MCP For SME's
What is MCP - Model Context Protocol is an open source standard for connecting AI applications to external systems.
Using MCP, AI applications like Claude or ChatGPT can connect to data sources (e.g. local files, databases), tools (e.g. search engines, CRM’s) and workflows (e.g. specialised prompts or proposal making) - enabling them to access key information and perform tasks.
Think of MCP like a USB port for AI applications. Just as USB provides a standardised way to connect electronic devices, MCP provides a standardised way to connect AI applications to external systems.
Why does this matter? It results in more capable general purpose AI.
Now we can take this USB analogy and run with it. Say, instead of just having a list of tools on this USB, we also put an entire library of information relating to the business. This library contains an ontology of the business ranging from what certain objects mean in your CRM, to where you store, to a glossary explaining what ‘MYBA’ or ‘CA’ mean - all with the purpose of helping the agent understand how we do things as a collection of people in the business.

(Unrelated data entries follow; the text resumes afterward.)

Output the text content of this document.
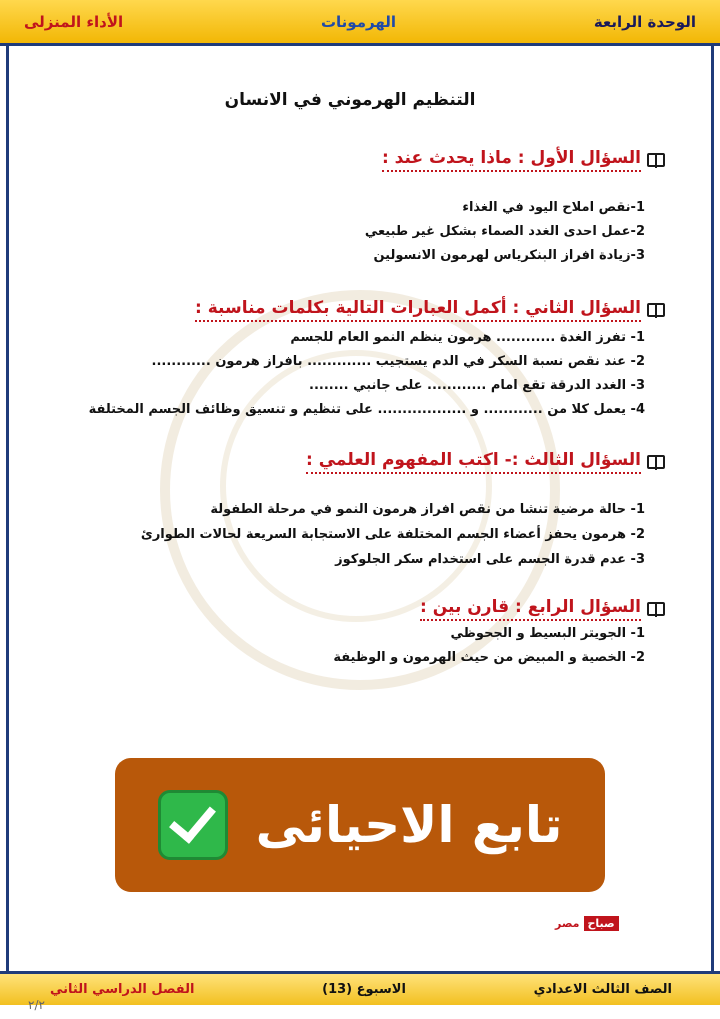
الوحدة الرابعة
الهرمونات
الأداء المنزلى
التنظيم الهرموني في الانسان
السؤال الأول : ماذا يحدث عند :
1-نقص املاح اليود في الغذاء
2-عمل احدى الغدد الصماء بشكل غير طبيعي
3-زيادة افراز البنكرياس لهرمون الانسولين
السؤال الثاني : أكمل العبارات التالية بكلمات مناسبة :
1- تفرز الغدة ............ هرمون ينظم النمو العام للجسم
2- عند نقص نسبة السكر في الدم يستجيب ............. بافراز هرمون ............
3- الغدد الدرقة تقع امام ............ على جانبي ........
4- يعمل كلا من ............ و .................. على تنظيم و تنسيق وظائف الجسم المختلفة
السؤال الثالث :- اكتب المفهوم العلمي :
1- حالة مرضية تنشا من نقص افراز هرمون النمو في مرحلة الطفولة
2- هرمون يحفز أعضاء الجسم المختلفة على الاستجابة السريعة لحالات الطوارئ
3- عدم قدرة الجسم على استخدام سكر الجلوكوز
السؤال الرابع : قارن بين :
1- الجويتر البسيط و الجحوظي
2- الخصية و المبيض من حيث الهرمون و الوظيفة
تابع الاحيائى
صباح
مصر
الصف الثالث الاعدادي
الاسبوع (13)
الفصل الدراسي الثاني
٢/٢
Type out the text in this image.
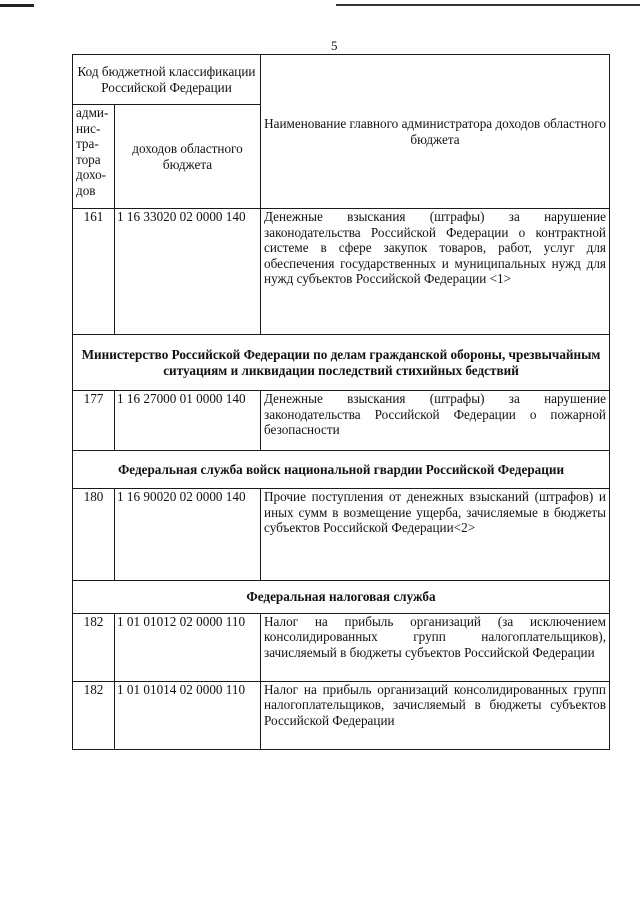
5
Код бюджетной классификации Российской Федерации		Наименование главного администратора доходов областного бюджета
адми-нис-тра-тора дохо-дов	доходов областного бюджета	
161	1 16 33020 02 0000 140	Денежные взыскания (штрафы) за нарушение законодательства Российской Федерации о контрактной системе в сфере закупок товаров, работ, услуг для обеспечения государственных и муниципальных нужд для нужд субъектов Российской Федерации <1>
Министерство Российской Федерации по делам гражданской обороны, чрезвычайным ситуациям и ликвидации последствий стихийных бедствий		
177	1 16 27000 01 0000 140	Денежные взыскания (штрафы) за нарушение законодательства Российской Федерации о пожарной безопасности
Федеральная служба войск национальной гвардии Российской Федерации		
180	1 16 90020 02 0000 140	Прочие поступления от денежных взысканий (штрафов) и иных сумм в возмещение ущерба, зачисляемые в бюджеты субъектов Российской Федерации<2>
Федеральная налоговая служба		
182	1 01 01012 02 0000 110	Налог на прибыль организаций (за исключением консолидированных групп налогоплательщиков), зачисляемый в бюджеты субъектов Российской Федерации
182	1 01 01014 02 0000 110	Налог на прибыль организаций консолидированных групп налогоплательщиков, зачисляемый в бюджеты субъектов Российской Федерации
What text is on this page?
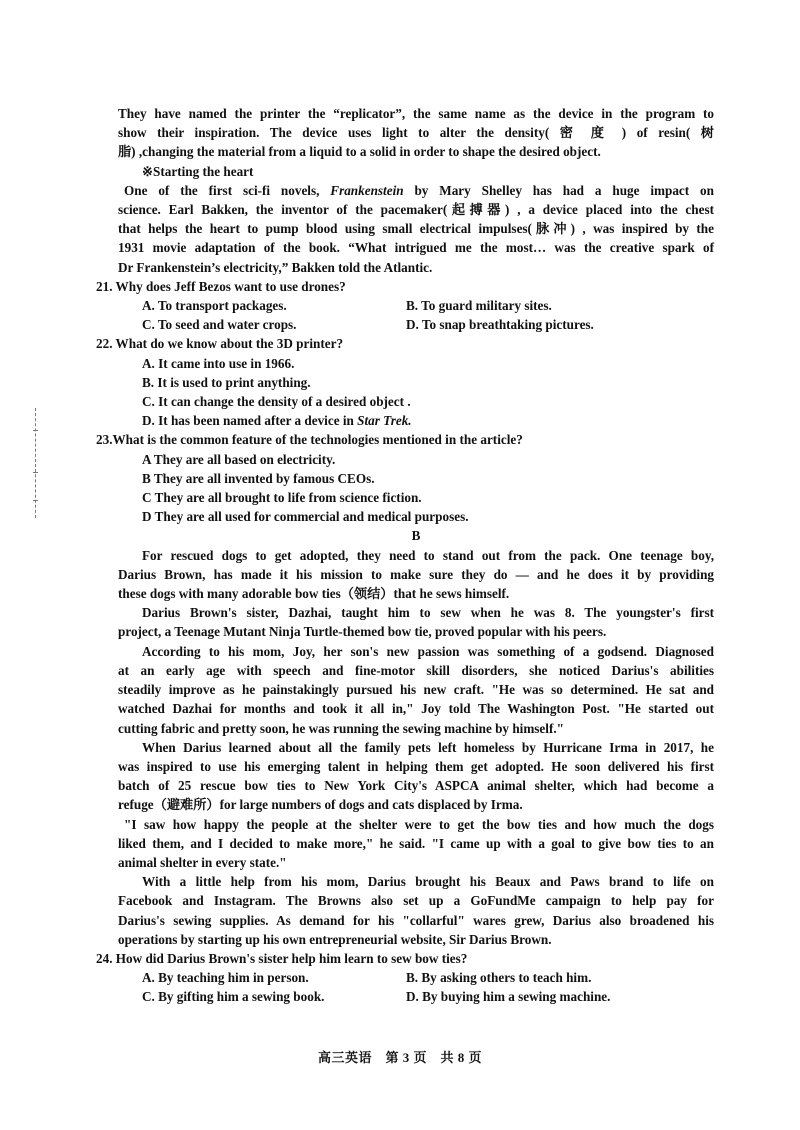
They have named the printer the “replicator”, the same name as the device in the program to
show their inspiration. The device uses light to alter the density( 密 度 ) of resin( 树
脂) ,changing the material from a liquid to a solid in order to shape the desired object.
※Starting the heart
One of the first sci-fi novels, Frankenstein by Mary Shelley has had a huge impact on
science. Earl Bakken, the inventor of the pacemaker(起搏器) , a device placed into the chest
that helps the heart to pump blood using small electrical impulses(脉冲) , was inspired by the
1931 movie adaptation of the book. “What intrigued me the most… was the creative spark of
Dr Frankenstein’s electricity,” Bakken told the Atlantic.
21. Why does Jeff Bezos want to use drones?
A. To transport packages.	B. To guard military sites.
C. To seed and water crops.	D. To snap breathtaking pictures.
22. What do we know about the 3D printer?
A. It came into use in 1966.
B. It is used to print anything.
C. It can change the density of a desired object .
D. It has been named after a device in Star Trek.
23.What is the common feature of the technologies mentioned in the article?
A They are all based on electricity.
B They are all invented by famous CEOs.
C They are all brought to life from science fiction.
D They are all used for commercial and medical purposes.
B
For rescued dogs to get adopted, they need to stand out from the pack. One teenage boy,
Darius Brown, has made it his mission to make sure they do — and he does it by providing
these dogs with many adorable bow ties（领结）that he sews himself.
Darius Brown's sister, Dazhai, taught him to sew when he was 8. The youngster's first
project, a Teenage Mutant Ninja Turtle-themed bow tie, proved popular with his peers.
According to his mom, Joy, her son's new passion was something of a godsend. Diagnosed
at an early age with speech and fine-motor skill disorders, she noticed Darius's abilities
steadily improve as he painstakingly pursued his new craft. "He was so determined. He sat and
watched Dazhai for months and took it all in," Joy told The Washington Post. "He started out
cutting fabric and pretty soon, he was running the sewing machine by himself."
When Darius learned about all the family pets left homeless by Hurricane Irma in 2017, he
was inspired to use his emerging talent in helping them get adopted. He soon delivered his first
batch of 25 rescue bow ties to New York City's ASPCA animal shelter, which had become a
refuge（避难所）for large numbers of dogs and cats displaced by Irma.
"I saw how happy the people at the shelter were to get the bow ties and how much the dogs
liked them, and I decided to make more," he said. "I came up with a goal to give bow ties to an
animal shelter in every state."
With a little help from his mom, Darius brought his Beaux and Paws brand to life on
Facebook and Instagram. The Browns also set up a GoFundMe campaign to help pay for
Darius's sewing supplies. As demand for his "collarful" wares grew, Darius also broadened his
operations by starting up his own entrepreneurial website, Sir Darius Brown.
24. How did Darius Brown's sister help him learn to sew bow ties?
A. By teaching him in person.	B. By asking others to teach him.
C. By gifting him a sewing book.	D. By buying him a sewing machine.
高三英语　第 3 页　共 8 页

Additionally, we store Skills on this USB (MCP). What is a skill? A skill is like a cookbook of how to do something; in essence, it is just a very large prompt that can be reused. ‘How to make a multi yacht proposal email’ is a prime example of a Skill. This process involves several steps, e.g. understand what the user wants, clone the template, replace images, find brochures… and so on. There are multiple steps that we do not want to have to keep repeating to our general purpose AI! So we put these skills on the MCP. Skills serve a very important function here: without them the agent needs its hand held through every multi step process; with them, it has the confidence to keep going without always asking for more direction.
Now we are in a position where any AI that we provide our MCP to has the knowledge and underlying business processes, has a set of instructions for how to do long running workflows, and has a full toolbox to be able to work across our digital services.
For lots of businesses that’s job done, plug your MCP into Claude and you’re away.
For us we had a slightly different dilemma at hand. We already had a custom agent build with lots of tools, WhatsApp as the interface, and doing a job. Where to go from here? Initially it seemed attractive to just scrap this WhatsApp agent and move directly to a big AI team plan. Everyone gets their own account with the tools all good. Not quite. The WhatsApp agent fundamentally did a good job, it started as a super low friction way of collecting info from other conversations and taking notes. Call it a shared note taking agent that added the notes directly into the CRM on the appropriate contacts. Now this agent could do other things as well but it really shone in how streamlined it was - no faff, no confirmations, just action. So again, where to go? The answer as you may imagine is presented to us by MCP. One server multiple clients. We replace all the tools in the WhatsApp agent with just this MCP server. All the business logic, permissions policies, access control, skills etc… is still centralised. One reusable piece of code.
Removing all the tools from the WhatsApp agent not only simplified that whole codebase down hugely but also improved the performance.
So should we use ChatGPT or Claude over our own proprietary agent orchestration? I think not. I think we should use both.
One server, multiple clients. There are still lots of benefits to moving solely onto a Claude Team Plan; less code to maintain, the agent is constantly getting better, file processing, subsidised token costs. However we cannot loose sight of the reason we has a custom agent in the first place, not all these use cases get replaced, but it doesn’t matter! Thanks to MCP we can have both and I would encourage you to have both, 90% of the work and logic lives on the server so adding new clients is pretty straight forwards and may just scratch a particular use case that you want.
For us it seemed simple in the end, browser based agent for desk based jobs - spreadsheets and data manipulation - mobile based agent for mobile based jobs - contact lookups, note taking.
So what does MCP do for your business?
It provides a single integration layer for AI agents, a centralised knowledge hub that can be used and reused not just across BIG AI platforms but across custom implementations alike. It’s a future proofing step, build once and reuse. AI agents and clients may come and go but your MCP will survive them all hopping from one to the next keeping all that hard work alive.